Wednesday, May 25, 2016

Research into Hunger Related Hormones and Peptides Can Be Beneficial

As experts learn more about the pathophysiology of obesity, they are able to identify hormones and peptides that play major roles in weight loss and weight gain. There are certain hormones and peptides that are known to increase hunger, possibly leading to weight gain. And there are hormones and peptides that are known to decrease hunger, possibly leading to weight loss. But there is some question as to how these hormones and peptides function during weight maintenance.

Hormones or peptides that decrease hunger include leptin, peptide YY (PYY), gastric inhibitory polypeptide (GIP), and glucagon-like peptide-1 (GLP-1). Hormones or peptides that increase hunger include ghrelin and neuropeptide Y (NPY).  And it makes sense to assume that if there is an increase in hunger inducing hormones or peptides, that increase might boost the desire to eat, leading to weight gain. And if there is an increase in the hunger reducing hormones or peptides, that increase will lessen the desire to eat, thus causing weight loss.

So, research is being done to determine if increasing the number of hunger reducing hormones or peptides will lead to weight loss. For example, leptin, a hormone that is thought to be hunger reducing, was injected into obese subjects. But it was found that injecting leptin into obese patients did not lead to weight loss. However, injecting liraglutide, an analog of the hunger reducing peptide GLP-1, has led to weight loss. Indeed, the FDA recently approved liraglutide (trade name Saxenda) for obesity treatment.

While injecting the GLP-1 analog can lead to weight loss, how do GLP-1 and other peptides and hormones function during weight maintenance? A new study is shedding light on this question. The study shows how GLP-1 and PYY, both hunger reducing peptides, can work to help a person successfully maintain weight loss.

In the study, 20 obese patients in good health lost 13% of their weight by following a low calorie diet. After losing the weight, the patients were put on a 52 week maintenance program.  The patients maintained their weight loss. And the researchers concluded that "GLP-1 and PYY increased one year after weight maintenance" for successful weight loss maintainers.

So, we now have some idea of how some peptides function during weight maintenance. And we now know that research into hormones and peptides that influence weight loss and weight gain can produce valuable information. This information can be the forerunner of effective and safe therapies for weight loss and weight maintenance.

Tuesday, May 17, 2016

Questions about Bariatric Surgery

Bariatric surgery is, according to some, the best form of weight loss treatment for severely obese persons. But still, there are lingering questions about the safety and effectiveness of the surgery. For example, one question is this: Is bariatric surgery safe and effective for obese persons over the age of 60? And another question is this: What is the minimum number of surgeries a bariatric surgical center should have to perform before the center is deemed competent to perform high quality weight loss surgeries?

Concerning bariatric surgery for persons over the age of 60, a recent retrospective study looked at two weight loss groups to determine if bariatric surgery can safely and effectively be performed on persons over 60. One of the groups consisted of 40 patients, age 60 and above, who had RYGB (Roux-en-Y gastric bypass) or SG (sleeve gastrectomy) surgery.
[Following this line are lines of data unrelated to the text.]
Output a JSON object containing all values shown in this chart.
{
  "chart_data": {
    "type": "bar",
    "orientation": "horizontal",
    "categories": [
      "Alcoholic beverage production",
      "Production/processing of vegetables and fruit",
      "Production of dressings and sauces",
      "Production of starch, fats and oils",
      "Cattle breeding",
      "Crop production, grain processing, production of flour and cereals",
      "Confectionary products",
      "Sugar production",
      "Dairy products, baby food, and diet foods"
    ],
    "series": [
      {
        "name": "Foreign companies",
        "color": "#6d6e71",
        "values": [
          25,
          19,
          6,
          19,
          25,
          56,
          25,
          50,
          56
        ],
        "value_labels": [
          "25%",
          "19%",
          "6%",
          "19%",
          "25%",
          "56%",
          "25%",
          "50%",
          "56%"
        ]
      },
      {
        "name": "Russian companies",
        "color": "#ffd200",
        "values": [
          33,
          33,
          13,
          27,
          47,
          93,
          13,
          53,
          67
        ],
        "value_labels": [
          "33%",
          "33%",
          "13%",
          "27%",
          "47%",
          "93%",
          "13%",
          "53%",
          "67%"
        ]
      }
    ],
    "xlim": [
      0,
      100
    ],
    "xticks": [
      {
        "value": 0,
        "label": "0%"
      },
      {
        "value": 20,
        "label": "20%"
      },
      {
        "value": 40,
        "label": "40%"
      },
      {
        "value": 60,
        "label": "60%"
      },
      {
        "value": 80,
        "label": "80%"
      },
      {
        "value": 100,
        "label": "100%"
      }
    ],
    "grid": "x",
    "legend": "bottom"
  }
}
And the other group consisted of 40 patients, below the age of 60, who had had RYGB or SG.

Both groups of patients were looked at postoperatively up to one year. And there was no significant difference in readmission rates, weight loss, or complications between the 60-or-above group members and the below-60 group members. Therefore, the researchers concluded that good outcomes could result from RYGB or SG for persons age 60 and above.

And concerning the number of surgeries a center needs to have under its belt to be deemed proficient, one formerly accepted minimum number of 125 bariatric surgeries per year has been challenged. One of the first instances of the challenge was in 2013 when the American Society of Metabolic and Bariatric Surgery (ASMBS) issued a draft which supported the elimination of the 125 minimum. One of the reasons given for the elimination was the difficulty some hospitals had had meeting the 125-surgery yearly minimum.

One of the reasons for the 125 minimum was to insure that the weight loss surgeries were done under quality conditions. But a recent study has shown that, at least for laparoscopic sleeve gastrectomy (LSG), safe and effective surgeries can be performed at facilities that have done less than 125 LSG surgeries per year.

Thus, it appears that people 60 and older can feel comfortable getting SG and RYGB weight loss surgeries. Further, patients can feel comfortable getting LSG surgeries at facilities that have performed less than 125 surgeries annually. But remember, it is always a good idea to ask a lot of questions before undergoing any surgery.